PricewaterhouseCoopers (PwC), one of the world’s “Big Four” accounting and professional services firms, has predicted that institutional investors will be the main drivers of digital currency adoption in the next 12 months.

More Institutional Players Will Enter The Crypto Space In 2019

During an interview featured on Australia’s Bloomberg Television, Henri Arslanian, the “fintech and crypto leader” at PwC Asia, revealed that he thinks there’s a big year ahead for cryptocurrencies. Arslanian, a former director at UBS investment bank’s prime brokerage capital consulting services, remarked:

I think there is a lot of exciting things that the crypto ecosystem is looking forward [to] in 2019. One of them, I think, is really the entry of institutional players.

Reflecting on the business activity in the crypto space during this past year, Arslanian noted: 

I think in 2018 we saw a lot of the big banks enter the space and in 2019 I expect many more to enter the space as well, in different ways. Some of them may decide to launch their own solutions, like Fidelity did here in the US by setting up a new company.

The Columbia University and London Business School graduate added: “Others may try to partner with some of the other crypto firms… And others may try to invest in crypto companies a bit like Goldman did with BitGo and Circle.” According to Arslanian, partnerships between blockchain and crypto-related companies and traditional institutions are “very good” because they “will bring the [appropriate and required] kind of level of institutional expertise” to the crypto space.

We Can Expect More “Regularity Clarity”

Similar to how many other crypto market analysts have observed, Arslanian told Bloomberg’s DayBreak program: 

I think a lot of elements are changing at a global level, one of them is the regulatory clarity … If you look at 2018, a number of jurisdictions provided more regulatory clarity than we had before.

He also believes that other countries, which have not yet formulated comprehensive regulatory guidelines for cryptocurrencies such as France, “will be pushing ahead with some legislation on ICOs.” Arslanian further noted: “in the US, with all the news going on right now, [there are] some bipartisan initiatives [underway] to try to make the US more competitive when it comes to” regulating cryptoassets.

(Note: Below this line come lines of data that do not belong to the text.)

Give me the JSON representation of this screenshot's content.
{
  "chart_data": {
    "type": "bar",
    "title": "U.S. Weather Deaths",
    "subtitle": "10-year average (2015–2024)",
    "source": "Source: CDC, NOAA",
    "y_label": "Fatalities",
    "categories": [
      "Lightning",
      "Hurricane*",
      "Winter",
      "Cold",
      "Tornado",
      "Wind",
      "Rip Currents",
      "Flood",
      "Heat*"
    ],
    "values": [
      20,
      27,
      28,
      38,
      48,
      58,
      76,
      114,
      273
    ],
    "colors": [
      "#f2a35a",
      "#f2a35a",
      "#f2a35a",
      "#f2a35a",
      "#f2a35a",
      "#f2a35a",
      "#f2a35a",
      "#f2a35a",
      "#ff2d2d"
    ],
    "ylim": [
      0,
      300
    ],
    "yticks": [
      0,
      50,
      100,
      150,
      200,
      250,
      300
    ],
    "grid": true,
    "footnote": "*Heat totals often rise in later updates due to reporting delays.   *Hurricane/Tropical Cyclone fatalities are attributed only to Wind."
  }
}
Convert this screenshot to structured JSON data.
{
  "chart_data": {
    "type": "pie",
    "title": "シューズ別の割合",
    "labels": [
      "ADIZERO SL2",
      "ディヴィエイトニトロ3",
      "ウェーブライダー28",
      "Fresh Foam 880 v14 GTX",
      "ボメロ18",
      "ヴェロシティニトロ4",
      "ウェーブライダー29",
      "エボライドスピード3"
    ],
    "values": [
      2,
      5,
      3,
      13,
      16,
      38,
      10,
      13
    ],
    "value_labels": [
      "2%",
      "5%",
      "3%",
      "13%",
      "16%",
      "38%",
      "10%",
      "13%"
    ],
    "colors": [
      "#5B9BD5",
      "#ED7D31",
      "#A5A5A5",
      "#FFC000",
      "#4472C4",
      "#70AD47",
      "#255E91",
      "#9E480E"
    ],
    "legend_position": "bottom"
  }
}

Crypto Is Much “Better Off” Without The “Hype”

Interestingly, Arslanian believes the crypto industry will be much better off without all the hype we saw in late 2017 when digital currency prices reached their all-time highs. He remarked: 

In other industries there’s booms and busts, I think some of the positive news of the crypto fall was it actually cleared a lot of noise in the crypto sector.

Going on to draw comparisons between the Dotcom bubble and the emergence of cryptoassets, Arslanian said: 

Like in the dot com boom, you’ll have some companies that’ll survive this boom and those may change their role in ways we can’t even imagine today, but in the short term there’s definitely a lot of crypto companies that are hurt.

Expressing views somewhat similar to those shared recently by Arthur Hayes, the CEO of BitMEX, the world’s largest crypto derivatives trading platform, Arslanian predicted that stablecoins and security tokens will play a key role in the crypto industry.

According to Arslanian: 

Stablecoins [allow] crypto traders to stay in the crypto space but with an asset that is definitely less volatile. [Stablecoins] can [also] be used on a day-to-day basis [by] people who want to use crypto without the volatility that we’ve seen in recent months. … [Meanwhile], security tokens … are backed by real-life assets, for example, real estate. [These] … bring liquidity [to the crypto] space, [which is usually not there] for larger real estate projects. [Security tokens] also allow us to streamline a lot of the corporate action and dividends and that is actually very exciting.